Überirdisches im Keller

In Haidhausen liegen ein paar Quadratmeter Keller, die man in der ganzen Welt kennt: Der beste Jazz-Club der Welt. Seit 30 Jahren kultiviert die Unterfahrt Mut zum Experiment.
von  Abendzeitung

MÜNCHEN - In Haidhausen liegen ein paar Quadratmeter Keller, die man in der ganzen Welt kennt: Der beste Jazz-Club der Welt. Seit 30 Jahren kultiviert die Unterfahrt Mut zum Experiment.

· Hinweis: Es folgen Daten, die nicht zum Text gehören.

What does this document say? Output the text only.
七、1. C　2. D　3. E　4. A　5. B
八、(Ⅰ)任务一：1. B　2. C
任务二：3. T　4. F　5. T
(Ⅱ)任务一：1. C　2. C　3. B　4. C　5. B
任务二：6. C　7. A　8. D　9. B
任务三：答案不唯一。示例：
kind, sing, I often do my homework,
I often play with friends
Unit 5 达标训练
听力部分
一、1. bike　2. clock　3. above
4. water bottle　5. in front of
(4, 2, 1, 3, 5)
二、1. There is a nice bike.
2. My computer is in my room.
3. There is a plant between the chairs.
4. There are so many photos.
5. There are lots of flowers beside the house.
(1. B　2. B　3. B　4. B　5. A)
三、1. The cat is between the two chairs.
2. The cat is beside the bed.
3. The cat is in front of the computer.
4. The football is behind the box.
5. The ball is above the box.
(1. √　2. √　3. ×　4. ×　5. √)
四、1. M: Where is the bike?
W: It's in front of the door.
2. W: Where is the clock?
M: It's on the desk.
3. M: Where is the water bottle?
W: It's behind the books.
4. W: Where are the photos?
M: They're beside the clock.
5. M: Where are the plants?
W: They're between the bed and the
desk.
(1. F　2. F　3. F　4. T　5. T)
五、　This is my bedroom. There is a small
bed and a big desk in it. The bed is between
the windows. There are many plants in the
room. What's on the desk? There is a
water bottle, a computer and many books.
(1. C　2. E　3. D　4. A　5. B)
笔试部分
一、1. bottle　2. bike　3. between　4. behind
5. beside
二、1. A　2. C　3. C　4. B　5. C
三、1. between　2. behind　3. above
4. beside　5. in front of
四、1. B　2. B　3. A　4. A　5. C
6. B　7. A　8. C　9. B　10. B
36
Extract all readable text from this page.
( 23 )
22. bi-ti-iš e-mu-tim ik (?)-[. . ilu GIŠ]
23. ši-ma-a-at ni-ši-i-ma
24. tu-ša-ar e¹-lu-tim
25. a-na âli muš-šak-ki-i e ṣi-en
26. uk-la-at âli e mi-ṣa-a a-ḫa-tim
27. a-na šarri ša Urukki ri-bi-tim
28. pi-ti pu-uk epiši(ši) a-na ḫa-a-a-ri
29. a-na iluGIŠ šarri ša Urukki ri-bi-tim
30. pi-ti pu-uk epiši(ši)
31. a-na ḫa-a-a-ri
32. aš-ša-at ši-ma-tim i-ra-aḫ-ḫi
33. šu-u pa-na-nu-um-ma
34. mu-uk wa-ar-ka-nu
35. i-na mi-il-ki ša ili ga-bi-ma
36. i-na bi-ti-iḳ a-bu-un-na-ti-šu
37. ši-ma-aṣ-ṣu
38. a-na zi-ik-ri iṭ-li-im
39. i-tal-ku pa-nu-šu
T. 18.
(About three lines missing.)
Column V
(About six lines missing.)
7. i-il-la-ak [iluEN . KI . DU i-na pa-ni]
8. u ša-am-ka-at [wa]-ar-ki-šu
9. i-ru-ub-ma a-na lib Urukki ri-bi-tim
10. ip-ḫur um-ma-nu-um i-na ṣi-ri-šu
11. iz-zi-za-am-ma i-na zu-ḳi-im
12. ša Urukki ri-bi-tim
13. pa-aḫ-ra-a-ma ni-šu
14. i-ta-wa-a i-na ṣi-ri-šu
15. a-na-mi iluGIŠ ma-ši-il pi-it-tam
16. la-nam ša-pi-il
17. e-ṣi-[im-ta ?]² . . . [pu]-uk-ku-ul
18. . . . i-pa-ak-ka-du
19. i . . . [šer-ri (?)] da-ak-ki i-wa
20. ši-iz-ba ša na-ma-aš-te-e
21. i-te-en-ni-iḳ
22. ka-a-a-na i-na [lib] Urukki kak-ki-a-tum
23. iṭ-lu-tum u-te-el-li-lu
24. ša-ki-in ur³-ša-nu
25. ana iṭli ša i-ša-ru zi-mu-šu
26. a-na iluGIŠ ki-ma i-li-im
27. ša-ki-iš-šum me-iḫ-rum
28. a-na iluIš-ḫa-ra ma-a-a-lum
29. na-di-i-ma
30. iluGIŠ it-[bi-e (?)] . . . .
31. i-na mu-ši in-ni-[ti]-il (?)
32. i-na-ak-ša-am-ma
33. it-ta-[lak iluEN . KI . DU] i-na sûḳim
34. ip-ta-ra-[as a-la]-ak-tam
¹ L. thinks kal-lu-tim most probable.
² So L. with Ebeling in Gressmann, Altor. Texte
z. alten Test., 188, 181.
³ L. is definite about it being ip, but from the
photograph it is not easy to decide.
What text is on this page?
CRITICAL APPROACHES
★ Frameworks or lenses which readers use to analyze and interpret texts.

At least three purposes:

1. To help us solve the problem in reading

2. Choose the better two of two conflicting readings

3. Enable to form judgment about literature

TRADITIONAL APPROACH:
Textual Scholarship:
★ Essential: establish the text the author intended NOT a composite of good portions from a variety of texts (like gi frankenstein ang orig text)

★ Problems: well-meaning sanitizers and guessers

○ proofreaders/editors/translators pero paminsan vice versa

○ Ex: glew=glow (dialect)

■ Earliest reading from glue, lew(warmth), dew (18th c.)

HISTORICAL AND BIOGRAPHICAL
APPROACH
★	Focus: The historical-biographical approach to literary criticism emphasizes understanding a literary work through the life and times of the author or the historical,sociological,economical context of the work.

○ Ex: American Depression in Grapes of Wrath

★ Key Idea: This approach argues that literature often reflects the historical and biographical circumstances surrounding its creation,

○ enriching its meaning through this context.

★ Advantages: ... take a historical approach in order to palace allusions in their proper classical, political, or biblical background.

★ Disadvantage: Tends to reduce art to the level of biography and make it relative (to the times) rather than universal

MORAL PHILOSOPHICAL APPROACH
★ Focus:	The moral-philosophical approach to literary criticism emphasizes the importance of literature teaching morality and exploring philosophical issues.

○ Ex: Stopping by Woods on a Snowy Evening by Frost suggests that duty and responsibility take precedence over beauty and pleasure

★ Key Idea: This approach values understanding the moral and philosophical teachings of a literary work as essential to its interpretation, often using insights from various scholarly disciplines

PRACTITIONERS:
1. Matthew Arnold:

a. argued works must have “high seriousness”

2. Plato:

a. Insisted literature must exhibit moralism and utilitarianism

In Haidhausen gibt es einen unterirdischen Raum, in dem täglich Jazz gespielt wird, oft überirdisch gut.Der Raum ist Teil des Kulturzentrums Einstein, heißt Unterfahrt und feiert jetzt als Club und „Förderkreis Jazz und Malerei e.V.“ den ganzen April über ein stolzes 30-jähriges Jubiläum. Seit die zunächst noch am Haidenauplatz gelegene Unterfahrt 1978 die Pforten öffnete, steht sie für eine neue Epoche im Jazzleben der Stadt. Mit überregional bekannten Clubs wie dem domicile oder dem Allotria, die heute längst Geschichte sind, war München lange Jahre ein Paradies für Fingerschnipper und Fußwipper; für Menschen, die genüsslich imMainstream planschten, für Traditionalisten, für Verfechter gewisser Reinheitslehren alles Swingenden. Wer dem Jazz aber zugetan war, weil der sich über viele Jahrzehnte immer wieder neu zu erfinden verstand, der wusste lange nicht, wo er einkehren sollte.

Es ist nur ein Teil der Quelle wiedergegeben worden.